According to Colliers International’s latest national retail research and forecast report, the supply of shopping centre floor space picks up from 415,117sqm in 2016, to 426,924sqm in 2017, concentrated to Victoria (177,621sqm), Queensland (118,664sqm) and to a lesser extent New South Wales (72,000sqm). This escalates to a peak of 662,213sqm in 2018, with Queensland once again contributing significantly at 270,275sqm of floor space. New South Wales also makes up a sizeable proportion, bringing on 146,456sqm of space.
From this point, supply levels taper into 2019 (416, 237sqm), 2020 (325, 815sqm) and 2021 (129,461sqm), however note that longer dated supply levels will likely increase as development approvals are granted.
“We believe the increasing level of shopping centre floor space will be met with demand from international retailers such as H&M, Uniqlo and Zara, as these operators pursue market share and maturity in the Australian market,” said Michael Bate, national director and head of retail for Colliers International.
“The success of these brands to date has led to an evolution of their strategies, as they are now bringing sub-brands such as COS and J.Crew to the Australian market. Relative to Australian mini majors and other successful retail concepts, these international retailers are still underrepresented in the Australian market place.”
Bate said in addition to these players, they expect that landlords will begin to receive more enquiry from a variety of South African retailers who are looking to expand operations beyond their home shores.
According to Bate, organisations such as Shoprite, Pick n Pay, Massmart, Steinhoff, The Foschini Group and Edcon have all demonstrated a high degree of success within select African retail markets, benefiting from the swelling middle class consumer market.
“Looking forward, growth within the African nation will face headwinds of economic instability, labour disputes, currency exchange challenges and a lack of distribution infrastructure,” he said.
“It is logical therefore, that many of these groups together with their underlying brands will look offshore to facilitate revenue growth, and Australia will likely become an appealing option.”

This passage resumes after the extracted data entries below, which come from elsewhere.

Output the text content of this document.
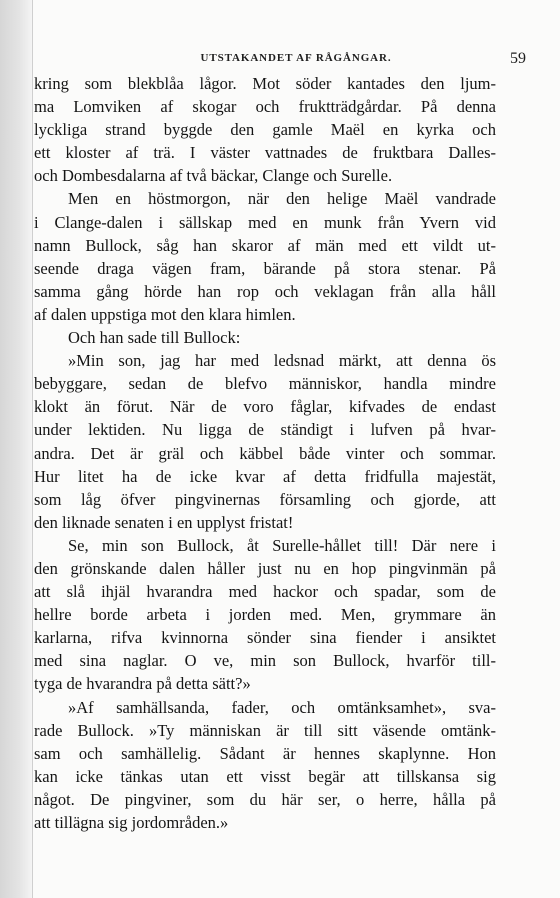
UTSTAKANDET AF RÅGÅNGAR.	59
kring som blekblåa lågor. Mot söder kantades den ljum-
ma Lomviken af skogar och fruktträdgårdar. På denna
lyckliga strand byggde den gamle Maël en kyrka och
ett kloster af trä. I väster vattnades de fruktbara Dalles-
och Dombesdalarna af två bäckar, Clange och Surelle.
Men en höstmorgon, när den helige Maël vandrade
i Clange-dalen i sällskap med en munk från Yvern vid
namn Bullock, såg han skaror af män med ett vildt ut-
seende draga vägen fram, bärande på stora stenar. På
samma gång hörde han rop och veklagan från alla håll
af dalen uppstiga mot den klara himlen.
Och han sade till Bullock:
»Min son, jag har med ledsnad märkt, att denna ös
bebyggare, sedan de blefvo människor, handla mindre
klokt än förut. När de voro fåglar, kifvades de endast
under lektiden. Nu ligga de ständigt i lufven på hvar-
andra. Det är gräl och käbbel både vinter och sommar.
Hur litet ha de icke kvar af detta fridfulla majestät,
som låg öfver pingvinernas församling och gjorde, att
den liknade senaten i en upplyst fristat!
Se, min son Bullock, åt Surelle-hållet till! Där nere i
den grönskande dalen håller just nu en hop pingvinmän på
att slå ihjäl hvarandra med hackor och spadar, som de
hellre borde arbeta i jorden med. Men, grymmare än
karlarna, rifva kvinnorna sönder sina fiender i ansiktet
med sina naglar. O ve, min son Bullock, hvarför till-
tyga de hvarandra på detta sätt?»
»Af samhällsanda, fader, och omtänksamhet», sva-
rade Bullock. »Ty människan är till sitt väsende omtänk-
sam och samhällelig. Sådant är hennes skaplynne. Hon
kan icke tänkas utan ett visst begär att tillskansa sig
något. De pingviner, som du här ser, o herre, hålla på
att tillägna sig jordområden.»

According to the report, the food category which comprises 40 per cent of overall retail sales, has recently shown some signs of improvement, increasing its growth rate to 2.75 per cent year on year in September, up from the 2.68 per cent year on year recorded in both July and August. This result also aligns with the third quarter CPI data which highlighted a boost from fresh fruit and vegetable prices.
Department stores however have not been faring so well, according to the report, only just managing to scrape into positive territory at 0.17 per cent year on year in September after two consecutive months of declines.
According to Lees, one reason for the recent softness in department store sales is that the discount department stores are grouped within this category, with both Big W and Target announcing negative sales growth in the most recent quarterly market updates.
Lees said they expect that gross face rents within shopping centres will experience growth over the coming 12 months, based on a mix of CPI linked contractual increases and our forecasts for increasing retail demand.
“Our outlook for further rental growth is supported by institutional commentary during the most recent reporting season, where landlords including Charter Hall Retail REIT, Mirvac, Shopping Centres Australia, GPT and Vicinity Centres noticed positive releasing spreads in a range of 0.5 per cent to 7.5 per cent,” he said.